420-0033 Shizuoka City, Aoi Ku, Ryogae-cho, 3-9, Hoshi Bldg. 1F
Business hours: 18:00~03:00 (until 05:00 on Fridays and Saturdays)
Closed on Mondays
If you had to define an Izakaya in Shizuoka City as a Japanese Izakaya for Vegetarinas, Yasaitei would at stand the top of the list. The name itself means « Vegetables Stopover »!
Right from the moment you order your first drink, a plate of fresh seasonal vegetables will appear for you to savour with your favourite dressing!
Talking of drinks, Yasaitei is truly a Shizuoka establishment when you realize they serve not only 4 Shizuoka jizake from Syozetsu, Isojiman, Kikuyoi and Hana No Mai Breweries,
but also 2 rice/kome shochu from Tenjigura (Doman) and Hana No Mai (Acha No Tsubone) Distilleries!
Their vegetables, most of them from growers living in our Prefecture come under various guises: fried, steamed, deep-fried, and so on.
Now, for the true vegetarians, ask Ms. Naomi Oshino and her charming staff not to include any fish or other animal stock in the sauce. She will be glad to oblige!
The place has be opened only two years ago, and it is full any day of the week. Do reserve your seats as they are limited!
Yasaitei is not the kind of place you can justly describe in a single article. It does deserve a few visits before you can assess its true value. The prices are consequent to the quality, but they are fair in the light of the culinary venture!
Shizuoka City, Aoi Ku, Tokiwa-Cho, 1-6-2 Green Heights Wamon 1-C
Reservations highly recommended
Hamamatsu Shochu Izakaya: Nikomanma
Last Friday (April 13th!), my good friend Bernard Heberle, the patissier at Abondance in Hamamatsu City, took me to one of his favourite « izakaya » called « Nikomanma » or « にこまん馬 » in Japanese.
Mr. Michiaki Genma opened his very traditional looking resraurant near Wachiyama Park. The interior is the logical succession to the exterior in design with antiques eveywhere, wooden partitions you can open or close at will, parquet sitting room, dinin room and counter.
Nikomanma specializes in shochu and has « Doman » kome (rice) shochu, a favourite of mine brewed by Tenjigura Brewery/Distillery in Hamamatsu City.
But it also serves a very fine Junmai sake, « Shusseijyo », from the same brewery.
It is a very popular place and you definitely have to reserve on Fridays and Saturdays. Luckily we came very early, otherwise even Bernard’s persuasion would have been in vain.
The menu is of the better kind with some real finds such as the squid and its ink as tempura!

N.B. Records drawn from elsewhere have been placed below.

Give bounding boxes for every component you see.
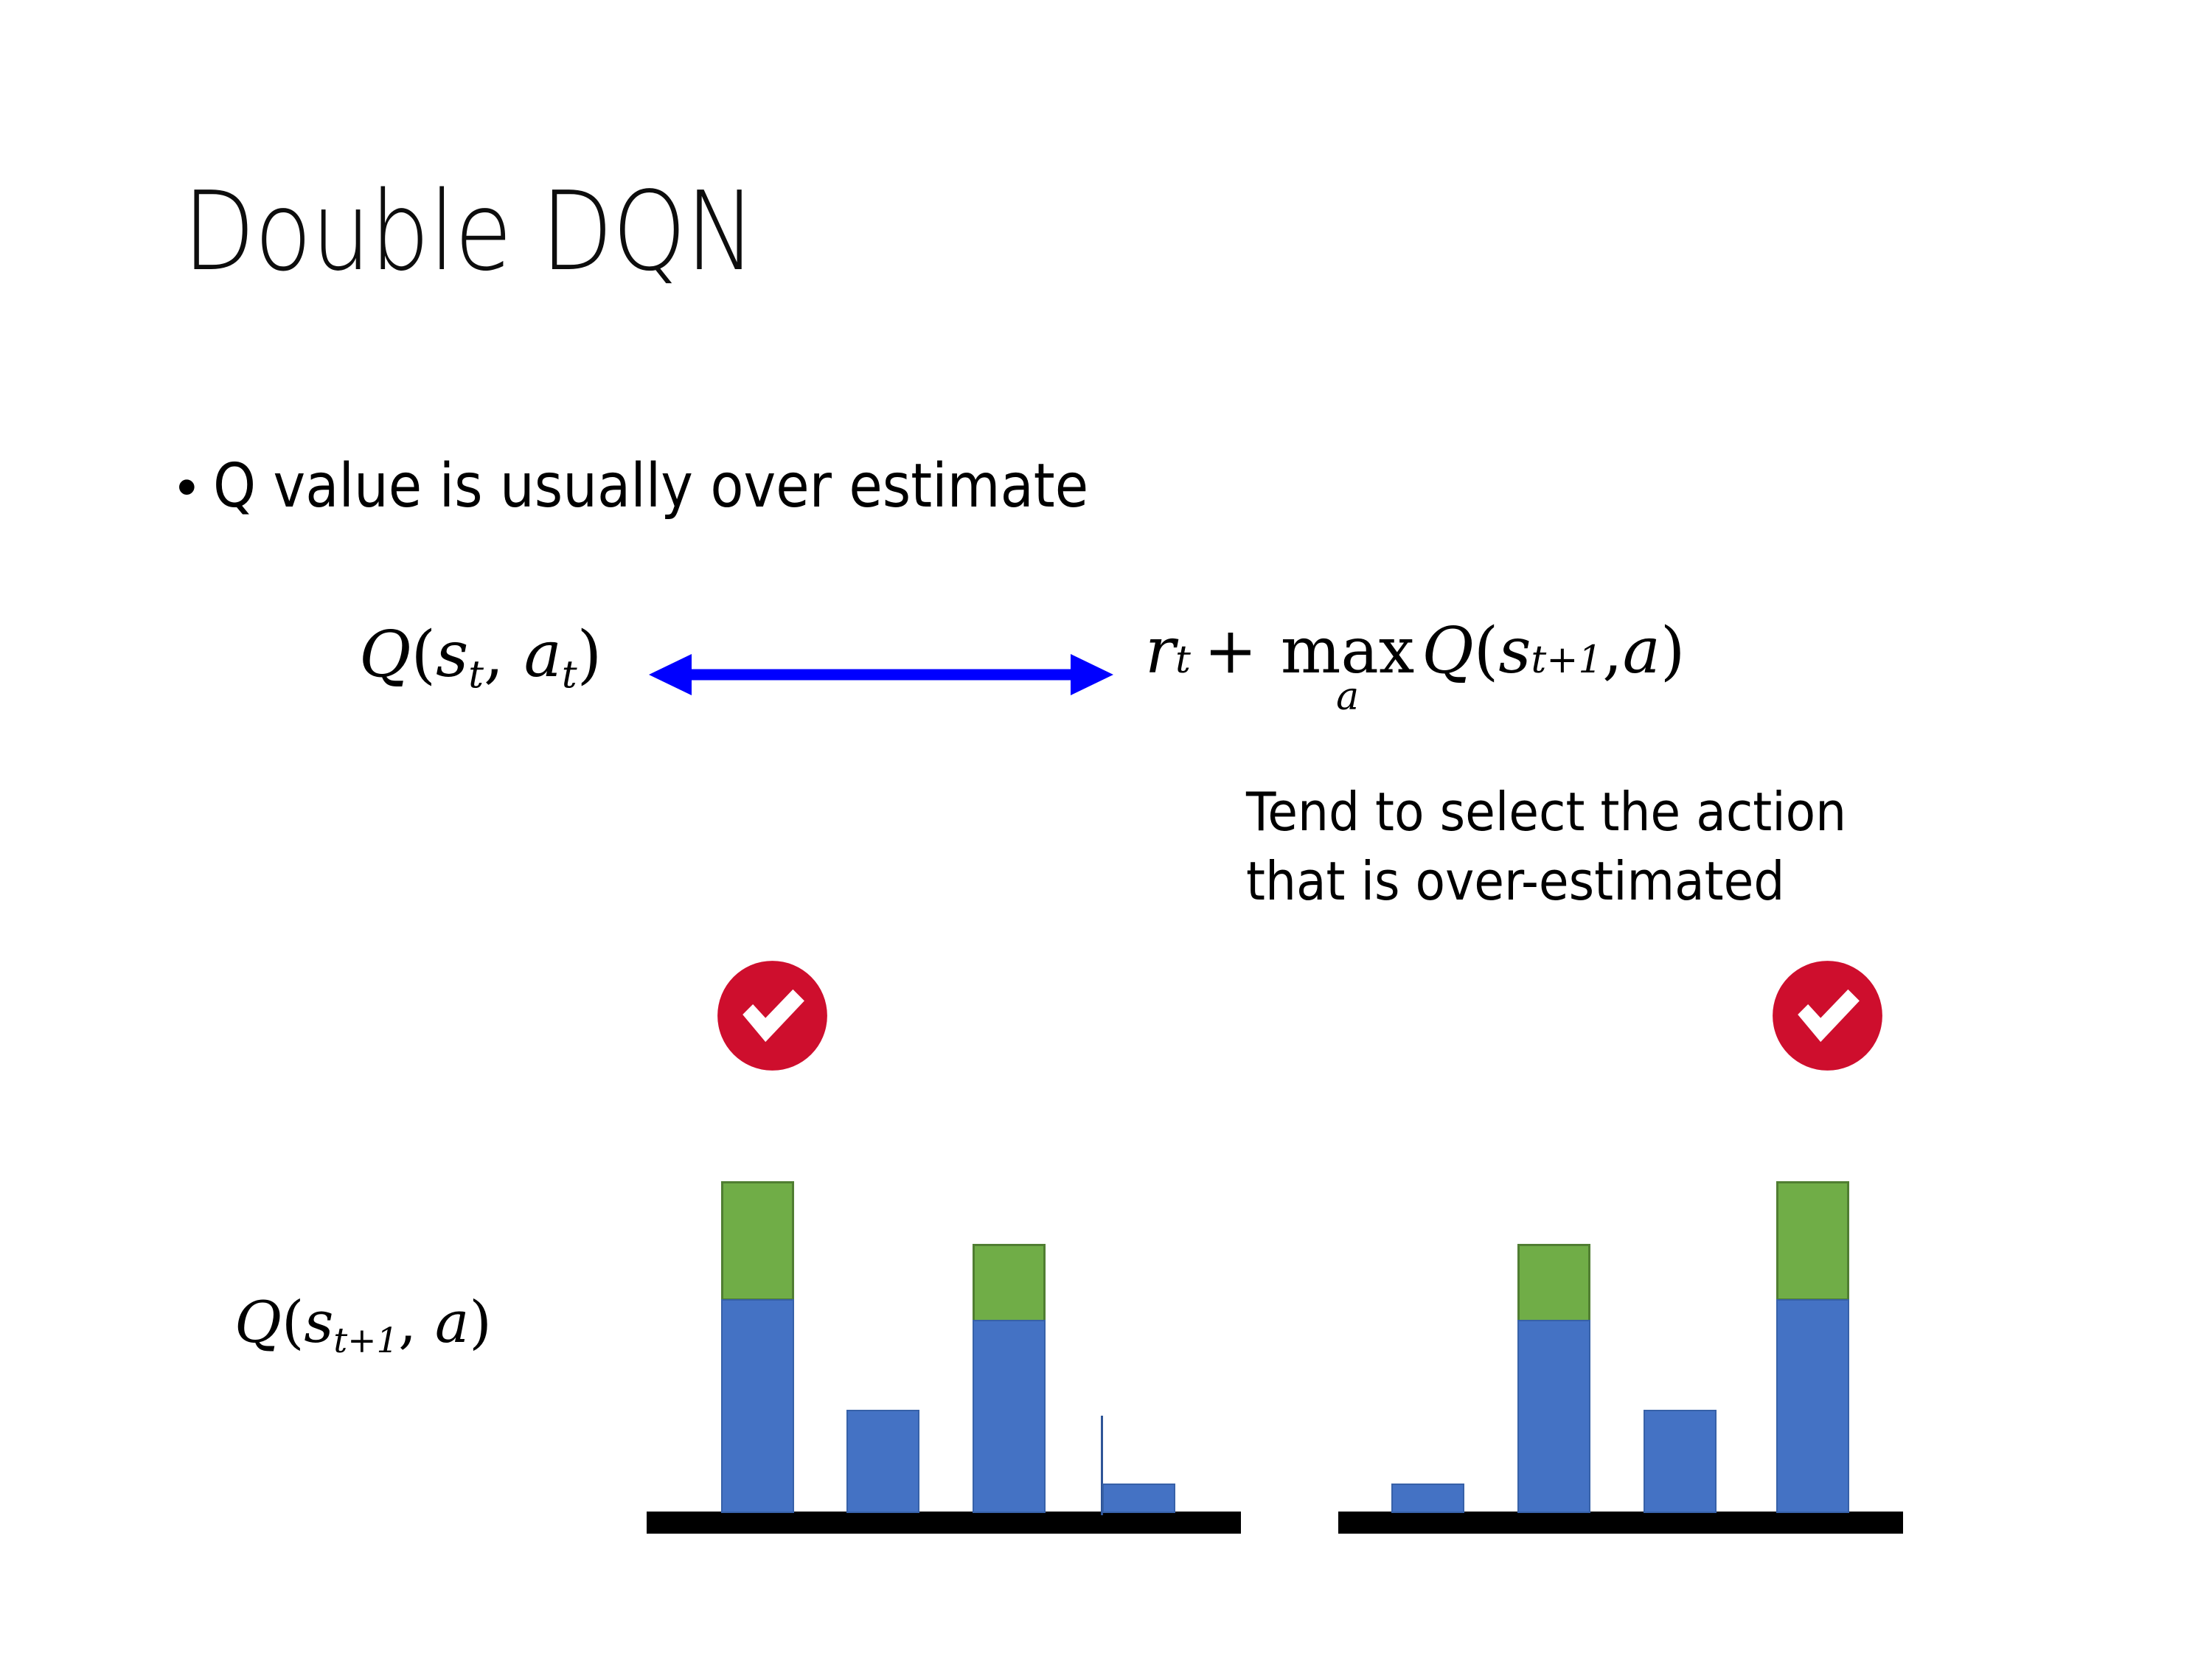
left-chart-bar-2[interactable] [846, 1410, 919, 1513]
eq-left-a: a [524, 618, 562, 692]
max-operator-label: max [1281, 622, 1414, 682]
bullet-list-item: • Q value is usually over estimate [177, 453, 1186, 520]
left-chart-baseline [647, 1512, 1241, 1534]
max-operator-subscript: a [1336, 678, 1359, 716]
left-chart-bar-3-overestimate [973, 1244, 1046, 1322]
eq-right-comma: , [1602, 619, 1622, 683]
right-chart-bar-1[interactable] [1391, 1484, 1464, 1513]
eq-right-a: a [1623, 619, 1660, 683]
right-chart-bar-4-overestimate [1776, 1181, 1849, 1301]
left-bar-chart [647, 951, 1244, 1534]
right-chart-bar-2-true-value [1517, 1320, 1590, 1513]
right-chart-bar-4-true-value [1776, 1299, 1849, 1513]
slide-canvas: Double DQN • Q value is usually over est… [0, 0, 2212, 1659]
page-title: Double DQN [183, 171, 755, 293]
chart-label-s-subscript: t+1 [333, 1321, 398, 1361]
eq-left-open-paren: ( [411, 618, 437, 692]
left-chart-selected-check-icon [715, 959, 830, 1073]
eq-left-s-subscript: t [468, 653, 484, 697]
right-chart-selected-check-icon [1770, 959, 1885, 1073]
eq-right-s-subscript: t+1 [1531, 641, 1602, 680]
right-chart-bar-1-true-value [1391, 1484, 1464, 1513]
eq-left-Q: Q [359, 618, 411, 692]
annotation-note: Tend to select the action that is over-e… [1246, 778, 1846, 916]
eq-right-Q: Q [1422, 619, 1474, 683]
left-chart-bar-1[interactable] [721, 1181, 794, 1513]
bullet-text: Q value is usually over estimate [213, 453, 1088, 520]
eq-left-s: s [436, 618, 468, 692]
eq-right-close-paren: ) [1660, 619, 1686, 683]
chart-y-axis-label: Q(st+1, a) [234, 1294, 492, 1359]
max-operator: max a [1281, 622, 1414, 716]
right-chart-baseline [1338, 1512, 1903, 1534]
right-chart-bar-3-true-value [1644, 1410, 1717, 1513]
eq-left-comma: , [484, 618, 524, 692]
chart-label-open-paren: ( [282, 1290, 304, 1356]
equation-left-q-value: Q(st, at) [359, 623, 602, 695]
left-chart-bar-4[interactable] [1102, 1484, 1175, 1513]
chart-label-close-paren: ) [469, 1290, 491, 1356]
left-chart-bar-4-true-value [1102, 1484, 1175, 1513]
right-chart-bar-3[interactable] [1644, 1410, 1717, 1513]
eq-right-r: r [1145, 619, 1175, 683]
chart-label-Q: Q [234, 1290, 282, 1356]
note-line-1: Tend to select the action [1246, 778, 1846, 847]
chart-label-s: s [304, 1290, 333, 1356]
chart-label-comma: , [398, 1290, 435, 1356]
eq-left-a-subscript: t [562, 653, 577, 697]
left-chart-bar-1-overestimate [721, 1181, 794, 1301]
eq-right-open-paren: ( [1474, 619, 1499, 683]
right-bar-chart [1338, 951, 1921, 1534]
eq-left-close-paren: ) [577, 618, 602, 692]
right-chart-bar-2-overestimate [1517, 1244, 1590, 1322]
left-chart-bar-3[interactable] [973, 1244, 1046, 1513]
bullet-marker: • [177, 459, 197, 515]
double-headed-arrow-icon [649, 653, 1113, 697]
note-line-2: that is over-estimated [1246, 847, 1846, 917]
eq-right-r-subscript: t [1175, 641, 1191, 680]
left-chart-bar-2-true-value [846, 1410, 919, 1513]
eq-right-plus: + [1204, 619, 1257, 683]
left-chart-bar-3-true-value [973, 1320, 1046, 1513]
left-chart-bar-1-true-value [721, 1299, 794, 1513]
eq-right-s: s [1498, 619, 1531, 683]
chart-label-a: a [435, 1290, 470, 1356]
right-chart-bar-2[interactable] [1517, 1244, 1590, 1513]
right-chart-bar-4[interactable] [1776, 1181, 1849, 1513]
equation-right-target: rt + max a Q(st+1, a) [1145, 619, 1685, 716]
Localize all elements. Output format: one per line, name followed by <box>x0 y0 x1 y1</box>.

Try the Japanese omelette and deep-fried chicken, but start your meal with a sashimi assortment of the day!
The place definitely warrants a few more visits as I could not possibly exhaust the menu, even in the company of my bulky friend!
432-8003 Hamamatsu City, Wachiyama, 3-4-3
Tel. & Fax: 053-4725558
Working hours: 18:00~24:00
Closed on Sundays
Credit cards OK
Yumeshin opened in early 2006 and I had always meant to « have a look at it ».
The almost simple outside actually hides quite an interesting place: Absolutely Japanese with a « kotatsu seki » (Seats on the floor with a deep space for the legs) all along a good size counter.
Botlles of shochu absolutely everywhere! I even recognized « Mitake » from Yakushima!
Interestingly enough, Mr. Yamaoka serves only one shochu from Shizuoka Ken:
Saisuke by Sugii Brewery/Distillery in Fujieda City.
Mr. Yamaoka actually participates to its creaion every year at Sugii Brewery/Distillery!
The Master of the place is a quiet person at first contact, but will warm up quickly to the conversation. He has acquired quite a clientele in this very short span of time who come not only to taste the interminable list of shochu, but also taste the very Japanese izakaya-style food:
Ankimo (Frogfish liver) & Tempura (succulent!)
As this was my first visit, I will have to write a few more postings: there are a lot of morsels to explore with the drinks!
Shizuoka Shi Aoi Ku, Chiyoda, 1-2-1 (along the Kitakaido. A few minutes from Shizuoka Center by car, 5 minutes by bicyle, 20 minutes on foot. Bus stop nearby)
Open every day from 16:00 till very late at night (morning!)